Health and safety workers driven by negative experience

Posted on Thursday 12 June 2025

NEW RESEARCH amongst health and safety professionals has found that one fifth chose to work in health and safety after a negative personal incident to either themselves, a colleague or someone they knew.

The study, conducted by RRC International, which investigated health and safety career motivations, found that nearly half (42%) of these respondents who had a negative personal experience witnessed incidents firsthand at a previous workplace.

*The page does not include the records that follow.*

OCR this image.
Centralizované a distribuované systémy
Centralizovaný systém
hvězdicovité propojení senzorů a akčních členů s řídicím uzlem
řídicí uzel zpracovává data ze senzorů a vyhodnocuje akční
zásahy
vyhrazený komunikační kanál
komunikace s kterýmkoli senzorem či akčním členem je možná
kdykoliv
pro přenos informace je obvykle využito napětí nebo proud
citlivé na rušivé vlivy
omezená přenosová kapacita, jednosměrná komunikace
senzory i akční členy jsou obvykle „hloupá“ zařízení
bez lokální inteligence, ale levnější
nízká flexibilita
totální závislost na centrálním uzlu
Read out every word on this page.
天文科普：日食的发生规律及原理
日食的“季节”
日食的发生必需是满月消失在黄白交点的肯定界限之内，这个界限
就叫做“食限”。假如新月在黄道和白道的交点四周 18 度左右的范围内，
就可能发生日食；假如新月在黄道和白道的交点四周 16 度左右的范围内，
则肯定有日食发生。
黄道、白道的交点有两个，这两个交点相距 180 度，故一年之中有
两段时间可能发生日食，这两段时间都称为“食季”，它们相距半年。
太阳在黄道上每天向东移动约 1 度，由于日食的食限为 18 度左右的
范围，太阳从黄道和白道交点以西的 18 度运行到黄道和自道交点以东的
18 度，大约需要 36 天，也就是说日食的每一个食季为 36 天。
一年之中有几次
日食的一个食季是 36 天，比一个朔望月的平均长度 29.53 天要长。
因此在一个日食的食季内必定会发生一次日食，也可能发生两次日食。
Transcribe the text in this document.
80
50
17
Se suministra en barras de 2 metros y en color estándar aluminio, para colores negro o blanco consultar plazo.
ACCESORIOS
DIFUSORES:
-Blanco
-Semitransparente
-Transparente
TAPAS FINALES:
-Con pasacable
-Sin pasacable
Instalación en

This included a member of staff being struck by a suspended load or someone falling from a height.

Further to this, over 21% of those that had experienced a negative personal incident chose to switch careers because of an injury to themselves, with one respondent saying that they experienced hearing loss due to the lack of ear protection provided. Other individuals experienced suffocation due to a gas leak, or sustained an injury and were left hospitalised for a week. 

Richard Stockley, managing director at RRC International, comments: “Whilst it is heartening to see so many people change careers to ensure the health and safety of others, it is unfortunate that this was, in part, motivated by such negative, traumatic experiences. Indeed, many of these incidents could have been prevented.”

The survey also found that a third of health and safety professionals (32%) who had swapped roles, attributed it to a family member or friend having a negative health and safety experience. One respondent elaborated, stating that a family friend had fallen from scaffolding, resulting in multiple operations.

According to HSE, falls from a height are still the most common kind of fatal accidents for workers, accounting for over one third of all workplace fatalities.

Richard Stockley continues: “A lack of proper health and safety training can have serious consequences for not only individuals and their peers in the workplace, but also their friends and family. An accident at work affects the entire community.” 

“This makes fostering a positive health and safety culture throughout an organisation critical with all workers contributing to a safe and healthy working environment regardless of their role. Best practice and safety precautions become second-nature, and a philosophy of learning, training and constant improvement is filtered throughout a business. This will stop individuals from being subjected to distressing events in the workplace, where people should be comfortable and safe.”